4. En second lieu, en se bornant à soutenir que lui et sa famille sont en conflit récurrent avec le maire de la commune d’Estillac, lequel aurait instrumentalisé la communauté d’agglomération d’Agen, M. C… n’établit pas le détournement de pouvoir allégué. Il ne ressort pas davantage des pièces du dossier que le conseil communautaire de la communauté d’agglomération d’Agen aurait mis en œuvre le droit de préemption dont il dispose pour des considérations étrangères à des préoccupations d’urbanisme. Par suite, le moyen tiré du détournement de pouvoir ne peut qu’être écarté.
5. Il résulte de ce qui précède que les conclusions à fin d’annulation présentées par M. C… doivent être rejetées.
Sur les frais liés à l’instance :
6. Les dispositions de l’article L. 761-1 du code de justice administrative font obstacle à ce que soit mise à la charge de la communauté d’agglomération d’Agen, qui n’est pas dans la présente instance la partie perdante, la somme demandée par M. C… au titre des frais exposés par lui et non compris dans les dépens. Il n’y a pas lieu, dans les circonstances de l’espèce, de mettre à la charge de M. C…, la somme demandée au même titre par la communauté d’agglomération d’Agen, laquelle n’est pas représentée par un avocat et ne justifie pas de frais qu’elle aurait spécifiquement exposés.
D E C I D E :
Article 1er : La requête de M. C… est rejetée.
Article 2 : Les conclusions de la communauté d’agglomération d’Agen présentées sur le fondement de l’article L. 761-1 du code de justice administrative sont rejetées.
Article 3 : Le présent jugement sera notifié M. B… C… et à la communauté d’agglomération d’Agen.

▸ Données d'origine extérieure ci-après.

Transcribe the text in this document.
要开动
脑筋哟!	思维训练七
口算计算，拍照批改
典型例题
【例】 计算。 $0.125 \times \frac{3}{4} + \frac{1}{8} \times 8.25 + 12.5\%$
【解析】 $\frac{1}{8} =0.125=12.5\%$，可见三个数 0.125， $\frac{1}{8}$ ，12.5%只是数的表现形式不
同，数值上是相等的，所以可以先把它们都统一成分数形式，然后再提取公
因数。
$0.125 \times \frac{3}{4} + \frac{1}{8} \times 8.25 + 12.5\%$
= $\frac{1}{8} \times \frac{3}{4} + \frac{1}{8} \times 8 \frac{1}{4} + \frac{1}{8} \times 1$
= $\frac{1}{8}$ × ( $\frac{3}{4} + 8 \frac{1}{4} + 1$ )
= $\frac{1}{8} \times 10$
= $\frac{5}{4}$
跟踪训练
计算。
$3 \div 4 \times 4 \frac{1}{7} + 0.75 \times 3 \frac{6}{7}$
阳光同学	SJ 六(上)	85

Délibéré après l’audience du 19 novembre 2025, à laquelle siégeaient :
Mme Cabanne, présidente,
M. Roussel Cera, premier conseiller,
Mme Lahitte, première conseillère.
Rendu public par mise à disposition au greffe le 3 décembre 2025.
La rapporteure,
A. LAHITTE
La présidente,
C.CABANNE
La greffière,
M-A. PRADAL
La République mande et ordonne au préfet de Lot-et-Garonne ce qui le concerne ou à tous commissaires de justice à ce requis en ce qui concerne les voies de droit commun, contre les parties privées, de pourvoir à l’exécution de la présente décision.